Although I played “Kicho” through my Oppo universal player, which I connected directly to the Mako, I also wanted to hear the Mako on high-res recordings I had ripped to my Mac’s iTunes library. To take my bass test further, I played some favorite tracks from the Kyle Eastwood CD Paris Blue [Rendezvous Entertainment] and again was startled by what I heard. On “Marrakech” Eastwood’s fretless bass sang like I’ve never heard it before, which I was kind of prepared for after my experience with the Blue Chamber Quartet. But these speakers also shine in the midrange and high-end. I was hearing details I’ve missed in auditions of other speakers, effects like subtle brush stokes on a snare, quiet embellishments in the background by a guitarist or keyboardist, intakes of breath by vocalists, the unintended glissandos on strings from a bassist’s or guitarist’s hasty fret changes.

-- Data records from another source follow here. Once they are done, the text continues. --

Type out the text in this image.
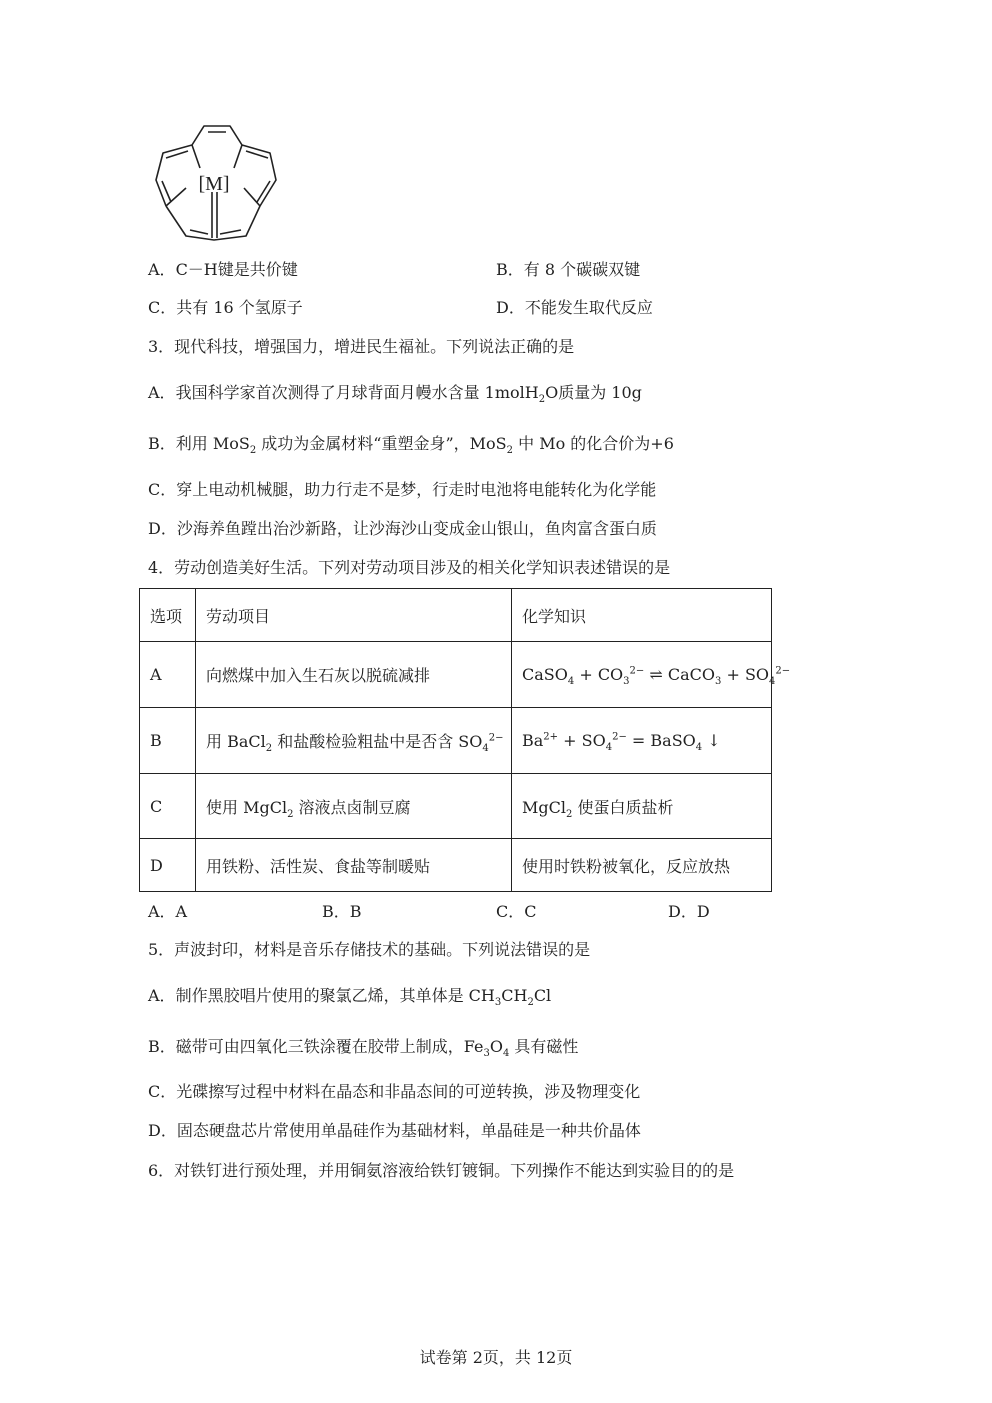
[M]
A．C－H键是共价键	B．有 8 个碳碳双键
C．共有 16 个氢原子	D．不能发生取代反应
3．现代科技，增强国力，增进民生福祉。下列说法正确的是
A．我国科学家首次测得了月球背面月幔水含量 1molH$_2$O质量为 10g
B．利用 MoS$_2$ 成功为金属材料“重塑金身”，MoS$_2$ 中 Mo 的化合价为+6
C．穿上电动机械腿，助力行走不是梦，行走时电池将电能转化为化学能
D．沙海养鱼蹚出治沙新路，让沙海沙山变成金山银山，鱼肉富含蛋白质
4．劳动创造美好生活。下列对劳动项目涉及的相关化学知识表述错误的是
选项	劳动项目	化学知识
A	向燃煤中加入生石灰以脱硫减排	CaSO$_4$ + $CO_3^{2-}$ ⇌ CaCO$_3$ + $SO_4^{2-}$
B	用 BaCl$_2$ 和盐酸检验粗盐中是否含 $SO_4^{2-}$	$Ba^{2+} + SO_4^{2-}$ = BaSO$_4$ ↓
C	使用 MgCl$_2$ 溶液点卤制豆腐	MgCl$_2$ 使蛋白质盐析
D	用铁粉、活性炭、食盐等制暖贴	使用时铁粉被氧化，反应放热
A．A	B．B	C．C	D．D
5．声波封印，材料是音乐存储技术的基础。下列说法错误的是
A．制作黑胶唱片使用的聚氯乙烯，其单体是 $CH_3CH_2Cl$
B．磁带可由四氧化三铁涂覆在胶带上制成，$Fe_3O_4$ 具有磁性
C．光碟擦写过程中材料在晶态和非晶态间的可逆转换，涉及物理变化
D．固态硬盘芯片常使用单晶硅作为基础材料，单晶硅是一种共价晶体
6．对铁钉进行预处理，并用铜氨溶液给铁钉镀铜。下列操作不能达到实验目的的是
试卷第 2页，共 12页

The total effect is that the Makos had me listening to my favorite reference CDs again and again to see what I could discover, sort of the way you give a complex, but great movie like No Country for Old Men repeated viewings to see what you’ll catch next time around. These remarkable speakers are completely non-fatiguing, which means at any volume level, you can listen to full recordings and then want to go right on to the next CD and the next.
Given that THX had a hand in developing the Makos (a very LARGE hand), I couldn’t resist seeing how they would fare with standard DVDs played through my Mac. I put on a collector’s edition of the Flashdance DVD, which includes recording of six songs from the movie. Though I was of course listening to the movie soundtrack in stereo, the Makos sounded so spacious and three-dimensional that they offered an almost surround soundlike presentation. And on the “What a Feeling” track, I could hardly keep from stretching out in my chair, dashing myself with water, and doing my best Jennifer Beals impression (but stopped myself just in time in order to protect my office mate from heart failure).
Is the Mako a perfect system? Well, closer than it has right to be for the money. The touch control takes some getting used to. It doesn’t always instantly respond to finer adjustments, so you might find yourself having to first increase the volume so the control syncs with your finger before you try finer gradations of lower volume. I played with that a while and began to get the hang of it, so it’s a minor quibble.
Why would anyone want to spend $400 on a multimedia system for the desktop? That’s an easy question to answer. More and more of us are porting our favorite music to computers. Or we are toting around an iPod that has some of our choice cuts that we want instant access to. I shudder to think what the Piazzolla piece would sound like on some wimpy desktop speakers. But I’ve fallen in love with how it sounds on the Makos. You will, too.